Thanks guys. Im also wondering. I can set up 2 bait sites and am thinking about doing 1 treestand and one ground blind. My question on that is, will the Bears eat apart my ground blind if I use it? I would just set it up for a couple weeks to get them used to it but I wonder if they'll tear it up.
 
I wouldn't leave a ground blind set up. If you get any scent from your bait on it bears will tear it up, I'd use tree stands
 
I wouldn't leave a ground blind set up. If you get any scent from your bait on it bears will tear it up, I'd use tree stands

I do have 2 tree stands. I just have a friend who would like to film it and he is a little big for the treestand. I'm guessing the bears would be very weary of the blind if I set it up the day I hunt.

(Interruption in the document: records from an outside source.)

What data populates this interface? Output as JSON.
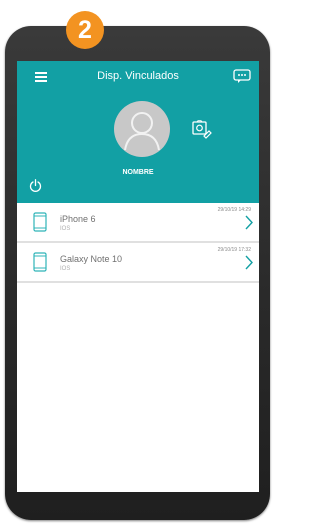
{
  "step": {
    "number": "2",
    "color": "#f39321"
  },
  "header": {
    "title": "Disp. Vinculados",
    "background": "#12a0a4",
    "menu_icon": "hamburger-menu-icon",
    "chat_icon": "chat-icon"
  },
  "profile": {
    "name": "NOMBRE",
    "avatar_icon": "user-avatar-icon",
    "photo_icon": "photo-edit-icon",
    "power_icon": "power-icon"
  },
  "devices": [
    {
      "name": "iPhone 6",
      "os": "IOS",
      "date": "29/10/19  14:29",
      "icon": "smartphone-icon"
    },
    {
      "name": "Galaxy Note 10",
      "os": "IOS",
      "date": "29/10/19  17:32",
      "icon": "smartphone-icon"
    }
  ],
  "colors": {
    "accent": "#12a0a4",
    "badge": "#f39321",
    "phone_frame": "#2b2b2b",
    "device_icon": "#2fb4b8"
  }
}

I also have heard to leave a shirt or something with your scent in the area so the Bears get used to you scent and are less weary of it. I plan on using sweets for my main bait, does anyone have any tips on what to use to originally pull the Bears in to find your bait? Do you need something smellier than donuts and sweets to get them to find the bait?
 
If you know a trapper or can get into contact with one get some beaver castor glands. Chop them up. Put them into a gallon jug of hot water and shake it up really well. Beaver tails cut into small pieces and placed into glass jars will render into an oil. These are what I use for attracting scents. The smell carries very far if splashed up onto trees around your site. Once you smell it you'll see why. At the site I will use meat at one site. I use beaver carcasses. Call your local meat packing plants and ask about guts too but make sure they are legal animals to use. Then at another site I use sweet rolls, sugar, jelly doughnut filling, etc. At the third I will use 3 way grain and used fryer oil. You can call fast food places and ask what they do with it. Now these are at least a mile apart. A bear in the area may eat out of one and walk away. If he decides he really likes one of those offerings he will come back again and again.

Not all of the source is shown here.